Luck & Loot Review
Luck & Loot is a dice-based, dungeon-crawling roguelite developed by SMARTcreative and published by GrabTheGames. In this game, you’ll be rolling dice to fight and risking your life with every encounter in order to make it through the Dark Keep and defeat the big bad at the end. I do prefer playing with cards to dice, but this seemed interesting enough on the surface to look into it further.

Upon firing up the game, I was met with a couple of options to change how it looks. It goes for an 8-bit style, making it look like you’re playing an old Atari title on a CRT TV. You can even change the colours to be monochrome or shades of green if you want to recreate gaming at home in the ‘70s. You can change the text to normal or Dyslexia fonts if you can't read pixels and reduce the CRT effect if it hurts your eyes too much at any time, which is nice to have, but I did like the default aesthetic.

Now, let’s get into the gameplay. After you’ve chosen one of three heroes (a Warrior, a Ranger, or a Wizard), you’ll start your run with a little bit of witty dialogue (which doesn’t repeat, thank god), then face your first set of enemies. Luck & Loot plays with a turn-based battle system where dice determine the flow of combat. Every turn of combat plays out by having the enemy roll first so you can see what they’re going to do, before it’s your turn to roll to determine what dice skills you can use against them. Dice skills allow you to attack, defend, heal, and inflict all sorts of status effects, but if you don’t like what you got (or you end up rolling nothing but blanks), you can reroll all the empty faces or your entire hand twice before it's locked in. Repeat until either you win or die trying.
The only consistently available move is your Ultimate skill, which varies from character to character. It doesn’t rely on a dice roll, and you can use it at any time in combat. However, it has a cooldown based on the number of rooms you’ve cleared, so there better be a good reason to use it. Once you’ve spent all your dice or chosen to pass, the enemy attacks before you go again. It's a nice and simple combat system that’s easy to grasp, but has its complexities when deciding what you should do with the rolls you’re given.

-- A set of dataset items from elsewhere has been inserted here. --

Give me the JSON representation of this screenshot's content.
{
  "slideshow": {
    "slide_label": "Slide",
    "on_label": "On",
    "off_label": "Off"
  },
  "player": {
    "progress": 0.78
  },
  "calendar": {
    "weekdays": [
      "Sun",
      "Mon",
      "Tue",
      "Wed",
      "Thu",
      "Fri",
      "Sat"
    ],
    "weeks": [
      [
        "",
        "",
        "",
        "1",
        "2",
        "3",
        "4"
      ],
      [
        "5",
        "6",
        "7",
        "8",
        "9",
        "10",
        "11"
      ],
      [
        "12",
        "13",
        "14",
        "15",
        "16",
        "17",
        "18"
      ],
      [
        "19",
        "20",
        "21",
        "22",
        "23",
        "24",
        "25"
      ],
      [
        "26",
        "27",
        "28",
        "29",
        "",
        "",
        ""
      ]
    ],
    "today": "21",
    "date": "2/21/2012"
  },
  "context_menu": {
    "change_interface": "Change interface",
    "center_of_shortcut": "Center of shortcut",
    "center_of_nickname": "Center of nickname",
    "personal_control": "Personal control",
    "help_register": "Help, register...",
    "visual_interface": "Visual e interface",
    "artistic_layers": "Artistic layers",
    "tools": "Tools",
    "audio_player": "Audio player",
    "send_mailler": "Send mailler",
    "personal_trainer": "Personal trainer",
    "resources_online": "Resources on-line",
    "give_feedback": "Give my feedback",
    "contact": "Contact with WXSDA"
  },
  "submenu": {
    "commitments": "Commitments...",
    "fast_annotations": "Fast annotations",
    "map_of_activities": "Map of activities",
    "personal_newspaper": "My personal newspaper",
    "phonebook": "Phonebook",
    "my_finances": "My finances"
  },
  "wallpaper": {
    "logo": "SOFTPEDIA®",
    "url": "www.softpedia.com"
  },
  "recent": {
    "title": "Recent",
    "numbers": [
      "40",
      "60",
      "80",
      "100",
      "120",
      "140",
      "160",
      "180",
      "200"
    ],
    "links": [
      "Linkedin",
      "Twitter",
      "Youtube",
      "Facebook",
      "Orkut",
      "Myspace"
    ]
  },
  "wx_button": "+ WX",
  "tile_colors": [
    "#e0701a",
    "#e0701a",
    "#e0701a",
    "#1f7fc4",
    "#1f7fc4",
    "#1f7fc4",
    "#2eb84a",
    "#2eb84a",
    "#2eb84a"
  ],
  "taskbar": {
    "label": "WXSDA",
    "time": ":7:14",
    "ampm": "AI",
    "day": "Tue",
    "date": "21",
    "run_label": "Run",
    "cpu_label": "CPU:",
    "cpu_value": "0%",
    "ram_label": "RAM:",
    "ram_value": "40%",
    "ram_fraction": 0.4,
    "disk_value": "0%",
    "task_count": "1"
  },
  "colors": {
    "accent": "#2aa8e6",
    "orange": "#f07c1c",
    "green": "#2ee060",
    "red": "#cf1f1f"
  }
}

Outside of combat, you’ll encounter various events and visit merchants to improve your dice or obtain relics with passive but game-changing buffs. You can change out what dice skills you can roll, with stronger skills taking up more capacity than others, and sacrifice old skills to unlock perks for that die.
There are some real interesting events, balancing between risk and reward, like with the Obelisk encounters. If you can take them down under their turn limit, it upgrades your Ultimate. If you can’t, you can reduce your max HP to get one more turn to take it down. You can also end up getting Curses, which are permanent dice skills you can’t remove and proc every time they’re rolled, and it’s often in exchange for something massively beneficial. You’re constantly pressing your luck with each event, and those who do are handsomely rewarded… or severely punished for their hubris.

Plus, playing it safe isn’t exactly an option. If a battle lasts more than eight rounds, you’ll be inflicted with Fatigue and suffer different negative effects every turn. It’s not a death sentence, but it definitely makes your life more difficult. Given the increasing strength of enemies the further you go, you better make sure all your dice are up to snuff.
Failure is inevitable, though, and eventually your luck will run out. However, victory and defeat go hand in hand when it comes to progression. Throughout your run, you’ll be earning points (gained by looting and killing), which are used to level up your hero, so win or lose, you’re still coming out with something. The more you play, the more you unlock better dice skills, perks, and improve your starting health and armour to make the next run a little easier. Through these upgrades, it’s only a matter of time before you beat your first run, although I did make it pretty far with the Ranger in my first shot, though, so maybe you can beat it without any.

There is quite a bit of replay value, too. Two of the heroes are locked until you reach the Dark Keep with the previous character, which isn’t that big of a hassle, but the real meat comes when you beat your first run with that character and Ascend. This will unlock a bunch of difficulty modifiers to make your runs harder, like replacing some initial dice skills with blanks, reducing your starting money leaving you Broke AF (that's literally what it's called), or simply increasing enemy health. There are a surprising number of them that sound like torture to turn on, and if you want to take on the final boss, you’ll need to activate at least some of them. Pick your poison and hope it goes down smoothly.
Luck & Loot is an enjoyable adventure. It makes customising your dice and rolling them satisfying, and I kept coming back for more, even if I was getting completely screwed over with bad rolls. That only made me rethink how I build my dice and go again. It might be a little lacking in content compared to other titles within its price range and/or genre, but for such a small game, it packs quite a punch.
Luck & Loot (Reviewed on Windows)
This game is great, with minimal or no negatives.
Luck & Loot is an excellent dice-based adventure through dangerous dungeons, where pressing your luck is handsomely rewarded but painfully punished. Like any gambling addiction, you’ll always be coming back to roll some more.